2) Copy ICS.zip to your memory card/internal storage. Then turn off your phone.
3) Power it on while holding the volume button up. This will bring you to the bootloader.
4) Navigate with the power button and select recovery by pressing the power button.<
5) At the warning page (triangle), hold the power button and press up volume.
6) Select apply update from /sdcard and choose ICS.zip (or whatever you called the file).
7) The update process will take 5-10 minutes. When it’s done (you’ll know when). Reboot the phone.
And that’s it!
First off, ICS is slick. They put a lot of thought into this redesign. The main thing I noticed is that a lot of redundant steps have been removed, so it takes less clicks to get where you want to go. Obviously, this means less time touching the screen and more time actually interacting with your phone (in a totally non-obsessive way of course).
Battery life seems to have improved, but so far it seems that it mostly depends on which apps are more battery intensive. Overall, battery life is good, but not stellar and considering my phone is already over 8 months old, I don’t suspect that the battery is in its rime anymore.
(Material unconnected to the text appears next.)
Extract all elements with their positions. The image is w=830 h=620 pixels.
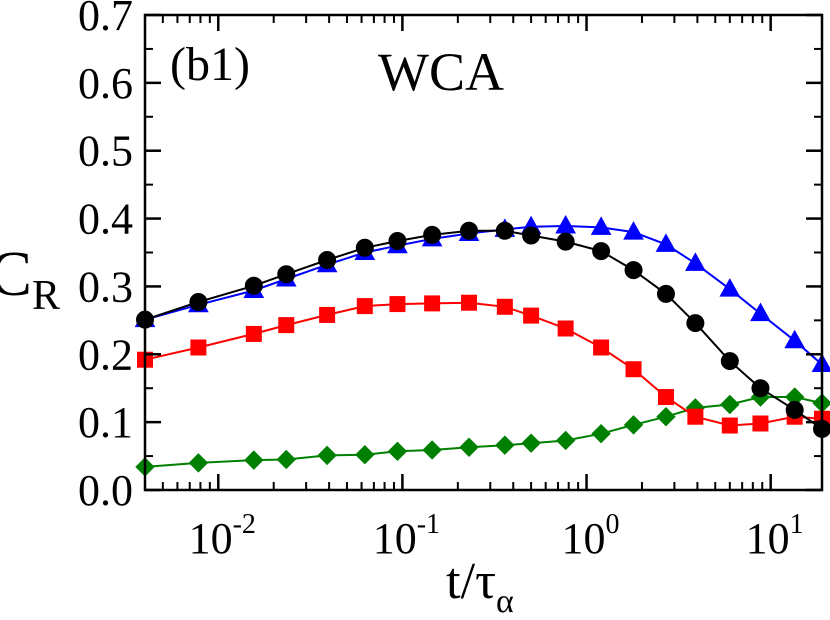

With any new OS it’ll take you some time to get familiar with it, but it’s truly a much more intuitive interface. Like I said, it’s faster, more efficient and very snappy. Makes me very curious about the rumored summer release of Android 5.0 aka Jelly Bean, although I can’t see such a major version jump happening so fast. At least for the Nexus S.
Now for the bad thing
USB connectivity no longer works in the car!
This is a very bad thing unless you love local radio. What I used to do, was plug my Nexus S into the car’s (Nissan Sentra) usb jack, mount the device, and then listen to music through the car’s stereo. Bonus was that I could skip tracks by using the controls on the steering wheel. This was an awesome convenience which simply doesn’t work anymore.
I’m lying. It worked once and doesn’t work anymore. The device is recognized, but the car stereo’s software fails when trying to read the contents of the USB device (aka Nexus S). I thought maybe that the phone had remained mounted, so I rebooted the phone and yes, I even “rebooted” the car. No luck and I still have no idea what the problem is.
I’ll do some research and try to find a solution because no longer being able to use my phone as an automotive mp3 player is a major failure.
UPDATE: I figured out how to get USB connectivity to work in the car. It’s a timing issue, so you need to plug in your Nexus S into the car’s USB jack, an press Turn on USB storage. You basically need to do this a whle bunch of times until the timing is right. On the Sentra’s on screen display, it’s going to say “Reading media files” or something like that. If the timing is right, it’ll read them. If not, it’ll error out and fail. This is all more a flaw with how the two systems talk to each other and I don’t know if this post will actually help anyone. It’s really an interoperability failure.